Since the log-F(m,m) is rather unfamiliar, as an aside I give some details: Although it has heavier tails than the normal, it approaches normality rapidly as m increases, and for m≥9 produces results negligibly different from a normal with the same 95% central interval. The shared degrees of freedom m is the number of independent Bernoulli trials with parameter π = expit(β) = exp(β)/(1+exp(β)) = OR/(1+OR) needed to encode the information about β in the prior. This relation enables the user and reader to grasp the evidential strength of the prior in terms of observing m tosses from a coin-tossing mechanism. For example, specifying a 95% prior interval for OR of (¼,4) is claiming to have prior information on OR = π/(1−π) equivalent to the information on the odds of heads vs. tails obtained from observing 4 or 5 heads in 9 independent tosses. Given the log-F convergence to normality, the same interpretation could be given to the normal(0,½) prior. For more about encoding prior information and computation with log-F priors see Greenland 2007, “Prior data for non-normal priors,” Statistics in Medicine, 26, 3578-3590.
OK, so there’s my working answer to Frank’s suggestion for a skeptical prior, at least for a “rare” disease. Applying the normal(0,½) for β to Dan’s 95% confidence interval for the OR of (0.96, 3.02) yields an approximate posterior mean and 95% interval for OR of 1.58 and (0.93, 2.68), with a posterior probability (“Bayesian P-value”) for OR≤1 of 0.046 (those numbers were computed using inverse-variance-weighting as per Ch. 18 of Modern Epidemiology 3rd ed. 2008 - and no, I did not cook them to keep the probability of OR≤1 below 0.05).

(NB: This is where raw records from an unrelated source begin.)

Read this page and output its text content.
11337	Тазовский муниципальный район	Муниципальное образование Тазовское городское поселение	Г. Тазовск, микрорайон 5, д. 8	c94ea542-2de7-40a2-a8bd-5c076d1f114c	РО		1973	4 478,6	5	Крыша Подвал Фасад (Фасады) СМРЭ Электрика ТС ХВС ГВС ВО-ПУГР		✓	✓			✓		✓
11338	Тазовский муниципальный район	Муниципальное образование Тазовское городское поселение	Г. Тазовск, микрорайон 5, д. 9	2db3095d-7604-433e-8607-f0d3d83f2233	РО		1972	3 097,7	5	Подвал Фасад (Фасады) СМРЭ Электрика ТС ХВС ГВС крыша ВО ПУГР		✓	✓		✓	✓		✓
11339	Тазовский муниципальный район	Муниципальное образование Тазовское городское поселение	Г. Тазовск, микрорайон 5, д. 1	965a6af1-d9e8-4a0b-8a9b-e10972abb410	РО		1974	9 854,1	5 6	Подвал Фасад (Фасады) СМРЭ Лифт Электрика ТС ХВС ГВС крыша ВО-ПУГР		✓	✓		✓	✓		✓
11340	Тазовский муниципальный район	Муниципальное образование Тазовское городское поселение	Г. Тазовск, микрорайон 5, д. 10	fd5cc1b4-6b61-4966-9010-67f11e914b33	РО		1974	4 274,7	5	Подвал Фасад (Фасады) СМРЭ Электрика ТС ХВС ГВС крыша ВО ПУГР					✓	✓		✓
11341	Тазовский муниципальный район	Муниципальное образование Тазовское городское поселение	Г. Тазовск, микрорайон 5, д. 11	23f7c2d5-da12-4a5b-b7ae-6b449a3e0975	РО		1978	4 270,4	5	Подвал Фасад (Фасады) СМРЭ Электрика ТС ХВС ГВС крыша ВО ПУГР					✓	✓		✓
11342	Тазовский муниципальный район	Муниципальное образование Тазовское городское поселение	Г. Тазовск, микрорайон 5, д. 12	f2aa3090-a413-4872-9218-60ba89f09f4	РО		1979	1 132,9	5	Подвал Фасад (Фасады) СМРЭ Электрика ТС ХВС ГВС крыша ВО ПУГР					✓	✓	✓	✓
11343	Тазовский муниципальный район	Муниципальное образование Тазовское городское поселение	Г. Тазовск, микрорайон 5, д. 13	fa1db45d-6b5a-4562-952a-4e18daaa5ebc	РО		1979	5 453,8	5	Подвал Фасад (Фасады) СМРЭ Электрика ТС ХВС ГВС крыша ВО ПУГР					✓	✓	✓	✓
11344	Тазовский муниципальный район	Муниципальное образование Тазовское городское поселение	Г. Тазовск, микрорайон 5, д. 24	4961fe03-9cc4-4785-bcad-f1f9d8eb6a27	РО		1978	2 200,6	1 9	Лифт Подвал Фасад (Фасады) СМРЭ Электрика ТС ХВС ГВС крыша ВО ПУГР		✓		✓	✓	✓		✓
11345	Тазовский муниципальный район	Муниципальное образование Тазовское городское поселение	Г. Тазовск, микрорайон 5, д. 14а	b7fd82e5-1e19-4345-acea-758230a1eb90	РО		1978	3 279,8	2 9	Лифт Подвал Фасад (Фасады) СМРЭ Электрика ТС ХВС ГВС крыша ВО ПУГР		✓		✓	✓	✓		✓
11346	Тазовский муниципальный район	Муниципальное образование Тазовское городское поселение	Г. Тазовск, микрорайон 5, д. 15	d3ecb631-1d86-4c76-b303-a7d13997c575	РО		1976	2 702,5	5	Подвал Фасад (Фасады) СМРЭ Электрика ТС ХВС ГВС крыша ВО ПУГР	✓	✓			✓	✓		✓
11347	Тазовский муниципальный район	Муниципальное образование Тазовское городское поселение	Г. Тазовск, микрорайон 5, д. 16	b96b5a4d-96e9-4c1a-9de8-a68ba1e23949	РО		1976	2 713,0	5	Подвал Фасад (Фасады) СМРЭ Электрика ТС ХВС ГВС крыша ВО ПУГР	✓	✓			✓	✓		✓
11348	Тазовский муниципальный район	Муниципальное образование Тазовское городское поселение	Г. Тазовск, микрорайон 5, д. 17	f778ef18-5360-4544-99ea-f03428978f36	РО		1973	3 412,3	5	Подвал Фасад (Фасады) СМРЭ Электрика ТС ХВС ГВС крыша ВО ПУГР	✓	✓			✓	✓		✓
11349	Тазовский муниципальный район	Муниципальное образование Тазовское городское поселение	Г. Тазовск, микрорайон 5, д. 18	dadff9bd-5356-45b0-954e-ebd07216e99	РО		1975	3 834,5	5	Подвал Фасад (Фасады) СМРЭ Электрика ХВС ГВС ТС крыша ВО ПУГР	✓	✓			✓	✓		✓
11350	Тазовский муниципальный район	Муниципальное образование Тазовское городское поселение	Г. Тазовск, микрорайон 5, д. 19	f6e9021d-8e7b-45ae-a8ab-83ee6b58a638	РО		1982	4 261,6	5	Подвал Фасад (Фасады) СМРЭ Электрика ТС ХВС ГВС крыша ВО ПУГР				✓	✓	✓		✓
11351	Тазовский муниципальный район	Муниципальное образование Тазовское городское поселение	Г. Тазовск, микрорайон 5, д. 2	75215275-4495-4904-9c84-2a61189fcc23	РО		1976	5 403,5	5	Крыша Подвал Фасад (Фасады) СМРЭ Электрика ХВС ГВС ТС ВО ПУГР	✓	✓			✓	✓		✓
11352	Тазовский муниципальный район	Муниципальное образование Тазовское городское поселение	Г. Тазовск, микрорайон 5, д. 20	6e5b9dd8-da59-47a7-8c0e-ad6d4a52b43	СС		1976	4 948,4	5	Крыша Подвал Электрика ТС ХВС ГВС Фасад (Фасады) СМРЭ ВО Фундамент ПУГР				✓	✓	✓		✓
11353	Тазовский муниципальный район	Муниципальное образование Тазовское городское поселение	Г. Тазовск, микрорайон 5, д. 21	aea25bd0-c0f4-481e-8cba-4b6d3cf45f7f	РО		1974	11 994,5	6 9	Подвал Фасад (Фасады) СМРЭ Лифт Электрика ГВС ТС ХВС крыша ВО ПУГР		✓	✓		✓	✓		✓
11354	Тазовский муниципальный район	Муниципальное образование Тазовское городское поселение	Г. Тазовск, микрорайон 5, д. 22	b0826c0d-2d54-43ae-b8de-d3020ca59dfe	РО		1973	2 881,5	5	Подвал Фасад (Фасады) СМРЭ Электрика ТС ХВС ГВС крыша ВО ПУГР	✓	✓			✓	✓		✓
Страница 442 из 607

However, Dan’s example involved an outcome which may not be rare. For common (and thus more precisely estimated) outcomes like myocardial infarction “large” tends to mean outside the range of about ½ to 2. So I expect a genuinely informed skeptical prior for the OR in his application would need to be much narrower than normal(0,½), although how much narrower depends on contextual details which were not given. Finally, due in part to the counterintuitive behavior of odds ratios for common outcomes (including noncollapsibility), I would not have reported an OR as the final estimate – I might have instead reported standardized risk ratios or differences (“marginal effects”) derived from a logistic model.